Jan, wat jouw opmerkingen over te veel meenemen betreft of in elk geval telkens een beetje meer: daar heb je wel gelijk in. Nu kon het in de zomer natuurlijk heel wat velen en met een deklast gezaagd hout van boord tot boord krijg je nooit een
gevaarlijk schip. Wel onhandelbaar en als je hartstikke scheef lag, kwam je ook het Kielerkanaal niet door, maar toch viel dat over het algemeen allemaal wel mee.
En ja: een gezonde competitie was er inderdaad. Ook - of misschien vooral - bij rederijen waar het geen kwestie van geld was, voor de kapitein, dus. We voeren dan wel voor kaplaken, maar met die gulden of zo die je per standaard kreeg, zette vijf standaard meer natuurlijk ook geen zoden aan de dijk. Daar wilde je geen ellende voor hebben. Voor een eigenaar lag dat uiteraard heel anders; daar was 10 standaard extra een leuke cent. Maar als hij vervolgens ergens moest gaan liggen omstouwen, was de winst snel weer weg.
Er is een tijd geweest dat ook de
vrachtpenningen verzekerd waren en toen verloren merkwaardig veel schepen een deel van hun deklast.
Later was dat afgelopen.
Als je een rederij had met een hele serie schepen van hetzelfde type, zoals die 500-tonners bij Wagenborg, dan kreeg je uiteraard competitie. Dat was gewoon een leuke sport en ik kan me geen enkele gevaarlijke situatie herinneren. En nogmaals: dat kon natuurlijk alleen maar in de zomer; 's winters was je gebonden aan de maximum deklasthoogte van 1/3 van de breedte.
Je schip overladen werd je bij Wagenborg ernstig aangerekend, in tegenstelling tot Spliethoff, waar het werd gestimuleerd of zelfs verplicht. Probeer me niet te vertellen dat het niet waar is, want er zijn voorbeelden te over. Wie heeft er niet meegeluisterd en er het zijne van gedacht als een kapitein van Spliethoff via Scheveningen Radio door kantoor werd uitgefoeterd? Ik weet ook nog door wie.

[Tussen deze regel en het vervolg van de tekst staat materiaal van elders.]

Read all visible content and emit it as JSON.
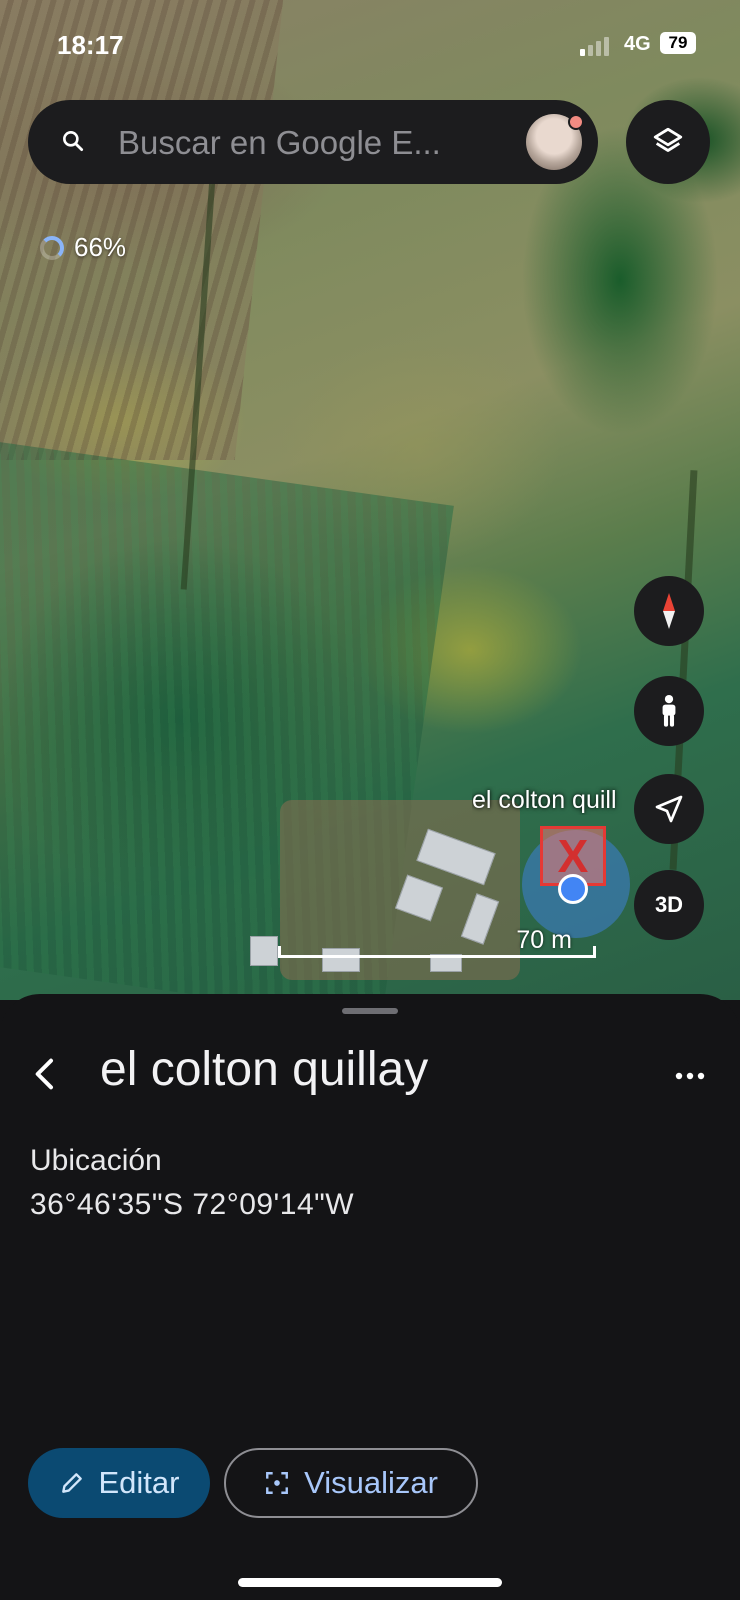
{
  "status_bar": {
    "time": "18:17",
    "network": "4G",
    "battery": "79"
  },
  "search": {
    "placeholder": "Buscar en Google E..."
  },
  "loading": {
    "progress_text": "66%",
    "progress_value": 0.66
  },
  "map": {
    "pin_label": "el colton quill",
    "pin_marker": "X",
    "scale_label": "70 m",
    "controls": {
      "compass_icon": "compass-icon",
      "street_view_icon": "pegman-icon",
      "my_location_icon": "navigation-arrow-icon",
      "label_3d": "3D"
    },
    "layers_icon": "layers-icon"
  },
  "sheet": {
    "title": "el colton quillay",
    "location_label": "Ubicación",
    "coordinates": "36°46'35\"S 72°09'14\"W",
    "edit_label": "Editar",
    "view_label": "Visualizar"
  },
  "colors": {
    "accent_blue": "#4285f4",
    "edit_button_bg": "#0b4a72",
    "view_button_text": "#a8c7fa",
    "sheet_bg": "#141416",
    "marker_red": "#e53935"
  }
}
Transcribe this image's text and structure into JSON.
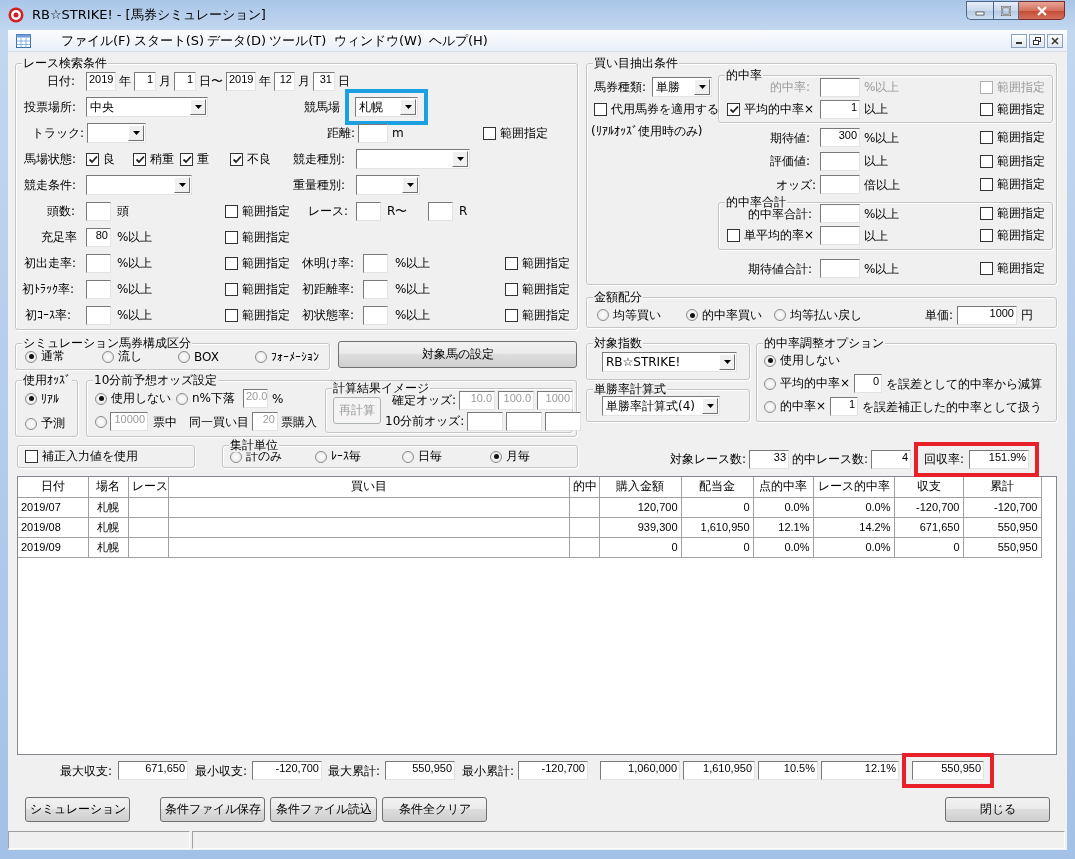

Toen Spliethoff een tijdlang door de Finse havenarbeiders werd geboycot, moesten wij het merendeel van die ladingen overnemen. Ik kwam met de Prinsenborg ergens om een partij te laden die bestemd was geweest voor een schip van Spliethoff dat kleiner was dan de Prinsenborg, maar ik kon het werkelijk niet meenemen en ik was toch niet zo benauwd. Let wel: dat waren dus al pakketten waarbij je je stabiliteit veel meer in de gaten moest houden dan bij een gladdekker met los hout.
Ook herinner ik me een schip van Spliethoff dat in Hamina los hout lag te laden en maar steeds meer en meer nam. Of waren het al pakketten? Ik weet het verdomd niet meer. Opvallend veel, in elk geval.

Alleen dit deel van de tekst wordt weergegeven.